Banek is, at first, loathe to retaliate. After all what's an alcoholic guy to do? He calls his sponsor (William Hurt) for support. Gibson, who's rightfully doubted his actions all along, is called to attention by his wife (Amanda Peet). When you get to this point, you'll know why we rolled over and played dead. Screenwriters Chap Taylor and Michael Tolkin lay the conflicts on you with a bulldozer of a pen. Gibson's wife (Kim Staunton) and kids come and go. They reconcile and split while Banek runs the same women problems in reverse. And, of course, the computer whiz (Richard Jenkins) who is so good at destroying lives can't put Humpty Dumpty together again. If you don't bring built in sympathies to Affleck and Jackson based on knowledge and appreciation of their past work, you'll be wishing for a quick end to the proceedings. Even if you like these guys, Affleck doesn't have the chops to bring off his emotional conflict. Jackson's character is wound so tight we waited, in vain, for any kind of release. Anyone who carries that kind of anger must release it or direct it internally and we saw no reaction whatsoever.
And all the while two cars sit, wrecked, on one of New York's busiest highways and no one in a uniform seems to give a damn. We've lived in NYC too long to disbelieve this situation. You may not be able to find a cop when you need one in the Big Apple but if you mess up in traffic, a traffic officer will be on your butt in seconds -- and God help you if you leave the scene. In a computer driven world where one guy can screw up another guy's life in seconds via PC, are we to forget that a license plate trace can sic the dogs on you post haste?
That is why, when the action sequences have reached their limit -- and damn the lack of logic to any of it -- you must endure emotional trauma and screaming bosses to manipulate the story and keep everything moving. Just as it is taught in school. Go to see the stars. Bring a date.

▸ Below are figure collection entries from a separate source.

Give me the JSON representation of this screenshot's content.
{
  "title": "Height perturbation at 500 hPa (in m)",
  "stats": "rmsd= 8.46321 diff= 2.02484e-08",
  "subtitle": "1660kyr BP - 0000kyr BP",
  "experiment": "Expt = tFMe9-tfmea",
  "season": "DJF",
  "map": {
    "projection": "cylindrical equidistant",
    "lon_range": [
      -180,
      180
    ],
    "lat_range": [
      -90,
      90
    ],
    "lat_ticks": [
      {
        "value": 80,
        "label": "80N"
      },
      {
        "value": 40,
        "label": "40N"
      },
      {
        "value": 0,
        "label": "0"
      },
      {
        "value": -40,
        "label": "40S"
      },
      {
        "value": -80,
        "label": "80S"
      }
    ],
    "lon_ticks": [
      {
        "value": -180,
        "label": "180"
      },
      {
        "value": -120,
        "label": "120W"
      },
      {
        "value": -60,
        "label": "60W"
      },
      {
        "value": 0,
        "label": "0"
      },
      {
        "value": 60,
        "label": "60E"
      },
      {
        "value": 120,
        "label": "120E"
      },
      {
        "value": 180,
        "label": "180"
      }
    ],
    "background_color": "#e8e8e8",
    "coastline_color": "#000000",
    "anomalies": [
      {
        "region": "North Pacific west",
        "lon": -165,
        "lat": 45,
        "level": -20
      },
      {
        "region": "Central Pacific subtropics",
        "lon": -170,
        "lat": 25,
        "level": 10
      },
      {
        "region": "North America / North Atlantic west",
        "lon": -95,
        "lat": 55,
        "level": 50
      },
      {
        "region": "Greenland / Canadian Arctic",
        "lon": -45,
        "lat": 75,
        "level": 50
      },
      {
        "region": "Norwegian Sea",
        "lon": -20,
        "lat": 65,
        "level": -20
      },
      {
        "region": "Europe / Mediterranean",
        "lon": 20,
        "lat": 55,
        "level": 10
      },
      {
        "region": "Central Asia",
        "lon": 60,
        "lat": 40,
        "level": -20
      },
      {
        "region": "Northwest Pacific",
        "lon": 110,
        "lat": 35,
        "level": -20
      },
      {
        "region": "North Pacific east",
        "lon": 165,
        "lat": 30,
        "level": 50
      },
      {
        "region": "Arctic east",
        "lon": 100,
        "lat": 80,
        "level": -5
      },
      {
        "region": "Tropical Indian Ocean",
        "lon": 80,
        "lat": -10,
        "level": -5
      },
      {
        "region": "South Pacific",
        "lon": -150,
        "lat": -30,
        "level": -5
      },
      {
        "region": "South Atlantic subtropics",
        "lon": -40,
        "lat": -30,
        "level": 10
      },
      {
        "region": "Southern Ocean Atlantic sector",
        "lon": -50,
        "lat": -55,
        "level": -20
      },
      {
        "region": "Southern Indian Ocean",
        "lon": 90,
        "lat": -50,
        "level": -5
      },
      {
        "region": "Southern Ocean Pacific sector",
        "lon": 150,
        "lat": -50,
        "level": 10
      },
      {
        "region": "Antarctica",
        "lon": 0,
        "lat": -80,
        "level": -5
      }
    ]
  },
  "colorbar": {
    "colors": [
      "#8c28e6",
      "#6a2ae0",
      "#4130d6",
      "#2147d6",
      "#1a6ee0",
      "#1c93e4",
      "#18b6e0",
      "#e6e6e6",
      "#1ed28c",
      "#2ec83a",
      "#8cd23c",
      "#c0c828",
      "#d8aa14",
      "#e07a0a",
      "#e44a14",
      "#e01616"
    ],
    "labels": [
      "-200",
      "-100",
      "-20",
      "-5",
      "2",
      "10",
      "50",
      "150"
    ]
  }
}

Buy popcorn Expect absolutely nothing and soak up the inevitable crash and burn.
On average, a first run movie ticket will run you Ten Bucks. Were Cranky able to set his own price to Changing Lanes, he would have paid . . .
You can date. This senseless timekiller is best seen with your shoes off and your legs stretched out and up in the air. Of course, if your local theater is usually empty, you can have all the joys of home right there in the dark.